Curitiba - Os ativistas antitabaco têm um novo alvo no Brasil: o mundo corporativo. E a arma é uma cartilha que ensina todos os passos para banir, de vez, o cigarro das empresas. Com o nome de ''Ambientes de Trabalho Livres de Fumo - Manual para Tornar sua Empresa Mais Produtiva'', o material é uma iniciativa da ONG Aliança de Controle do Tabagismo (ACT), em parceria com a multinacional Johnson & Johnson. Ele está disponível para download gratuito no site www.actbr.org.br
O documento é uma tradução do guia elaborado pela Global Smokefree Partnership (Parceria Global para Ambientes Livres do Fumo), ONG que reúne cerca de 500 entidades e parceiros em mais de 60 países. Logo na introdução, um número alarmante para justificar a proposta: cerca de 200 mil pessoas morrem todos os anos por causa da exposição à fumaça tabagística (o dado é da Organização Internacional do Trabalho). ''Esse número inclui os que respiram a fumaça passivamente, o que reforça a importância de se proteger o não-fumante'', diz Mônica Andreis, psicóloga e vice-diretora da ACT.

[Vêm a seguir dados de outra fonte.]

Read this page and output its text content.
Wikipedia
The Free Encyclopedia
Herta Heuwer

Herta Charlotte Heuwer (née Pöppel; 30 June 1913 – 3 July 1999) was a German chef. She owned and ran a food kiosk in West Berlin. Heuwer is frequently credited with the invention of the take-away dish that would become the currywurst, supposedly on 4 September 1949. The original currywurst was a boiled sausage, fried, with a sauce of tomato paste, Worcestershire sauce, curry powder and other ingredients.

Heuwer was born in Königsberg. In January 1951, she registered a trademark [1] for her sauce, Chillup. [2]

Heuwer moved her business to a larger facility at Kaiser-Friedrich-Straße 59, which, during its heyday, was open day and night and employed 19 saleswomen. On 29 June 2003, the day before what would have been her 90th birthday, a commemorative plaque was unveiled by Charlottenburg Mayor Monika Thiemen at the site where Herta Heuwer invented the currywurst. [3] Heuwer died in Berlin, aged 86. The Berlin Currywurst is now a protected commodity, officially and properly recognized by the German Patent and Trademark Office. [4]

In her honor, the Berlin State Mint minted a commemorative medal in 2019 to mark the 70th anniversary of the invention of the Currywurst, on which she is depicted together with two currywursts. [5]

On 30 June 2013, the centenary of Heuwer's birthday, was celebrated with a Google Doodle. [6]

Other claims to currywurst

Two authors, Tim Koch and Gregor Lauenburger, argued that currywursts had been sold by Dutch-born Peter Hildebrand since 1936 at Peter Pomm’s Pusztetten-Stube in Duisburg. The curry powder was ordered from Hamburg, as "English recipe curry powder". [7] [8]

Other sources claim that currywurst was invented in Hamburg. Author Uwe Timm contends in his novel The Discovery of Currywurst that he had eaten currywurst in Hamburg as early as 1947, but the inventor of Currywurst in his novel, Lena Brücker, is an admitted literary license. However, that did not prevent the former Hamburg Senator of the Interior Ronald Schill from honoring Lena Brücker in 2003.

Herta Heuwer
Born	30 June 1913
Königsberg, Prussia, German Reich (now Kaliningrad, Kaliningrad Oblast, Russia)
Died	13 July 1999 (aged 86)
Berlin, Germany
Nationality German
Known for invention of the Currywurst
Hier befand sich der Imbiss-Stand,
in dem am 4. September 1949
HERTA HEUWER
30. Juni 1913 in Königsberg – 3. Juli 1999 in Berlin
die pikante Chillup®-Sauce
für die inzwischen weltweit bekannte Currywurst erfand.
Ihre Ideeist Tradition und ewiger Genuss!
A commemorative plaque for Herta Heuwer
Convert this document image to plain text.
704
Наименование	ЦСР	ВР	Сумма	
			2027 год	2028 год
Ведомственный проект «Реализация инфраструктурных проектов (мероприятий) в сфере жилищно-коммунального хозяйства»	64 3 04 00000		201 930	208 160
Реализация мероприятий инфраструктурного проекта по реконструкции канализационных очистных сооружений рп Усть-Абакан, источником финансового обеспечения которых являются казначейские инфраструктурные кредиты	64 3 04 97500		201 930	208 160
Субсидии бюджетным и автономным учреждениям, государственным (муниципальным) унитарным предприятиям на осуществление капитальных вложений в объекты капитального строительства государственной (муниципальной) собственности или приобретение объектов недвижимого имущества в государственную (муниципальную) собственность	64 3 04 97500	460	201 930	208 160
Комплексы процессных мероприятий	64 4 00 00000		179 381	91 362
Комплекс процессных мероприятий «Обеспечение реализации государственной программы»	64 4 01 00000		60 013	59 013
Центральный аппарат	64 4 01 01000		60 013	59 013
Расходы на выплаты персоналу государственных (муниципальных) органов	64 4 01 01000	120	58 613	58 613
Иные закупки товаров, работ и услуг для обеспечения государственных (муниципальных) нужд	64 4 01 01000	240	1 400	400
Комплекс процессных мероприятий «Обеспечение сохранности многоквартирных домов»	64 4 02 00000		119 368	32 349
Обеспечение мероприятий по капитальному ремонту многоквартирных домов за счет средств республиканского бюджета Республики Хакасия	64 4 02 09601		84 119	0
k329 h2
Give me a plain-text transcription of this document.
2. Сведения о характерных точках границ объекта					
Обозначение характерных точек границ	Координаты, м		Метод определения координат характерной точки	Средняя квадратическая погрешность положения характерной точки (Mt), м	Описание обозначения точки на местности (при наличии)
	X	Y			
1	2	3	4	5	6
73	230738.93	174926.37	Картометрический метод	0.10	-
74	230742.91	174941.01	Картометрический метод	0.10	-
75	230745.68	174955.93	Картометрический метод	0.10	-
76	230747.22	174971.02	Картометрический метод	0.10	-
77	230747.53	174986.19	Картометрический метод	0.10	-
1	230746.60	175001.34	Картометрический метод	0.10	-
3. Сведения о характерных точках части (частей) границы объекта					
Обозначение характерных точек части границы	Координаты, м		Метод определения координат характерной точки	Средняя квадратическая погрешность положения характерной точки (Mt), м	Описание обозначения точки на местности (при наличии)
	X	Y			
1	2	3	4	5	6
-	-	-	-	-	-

''Ainda não sabemos quantos downloads foram feitos até agora, mas o manual teve uma boa repercussão na mídia'', afirma Mônica. O material prevê ambientes completamente livres da fumaça. Mas, segundo Mônica, deslocar os fumantes para áreas externas, ao ar livre, já representa um avanço. ''Está provado que as pessoas consomem menos cigarros por dia se precisam sair para fumar.''
É o que ocorreu na sede curitibana da empresa EBS, especializada em softwares. Até o ano passado, os fumantes se reuniam na porta da sala de lazer, um espaço com pufes e mesas de sinuca e pingue-pongue. ''Não dava certo, porque a fumaça e o cheiro não iam embora'', conta Ângela Scroccaro, gerente de Recursos Humanos. Após uma série de reuniões e orientações, a turma do cigarro foi transferida para fora do prédio. Hoje, apenas 15 dos 97 funcionários fumam - antes eram 25.
Segundo o médico Jayme Zlotnik, presidente da Associação Paranaense Contra o Fumo, os benefícios para os empregadores que implantam programas antitabaco vão do aumento da produtividade à diminuição do risco de incêndios.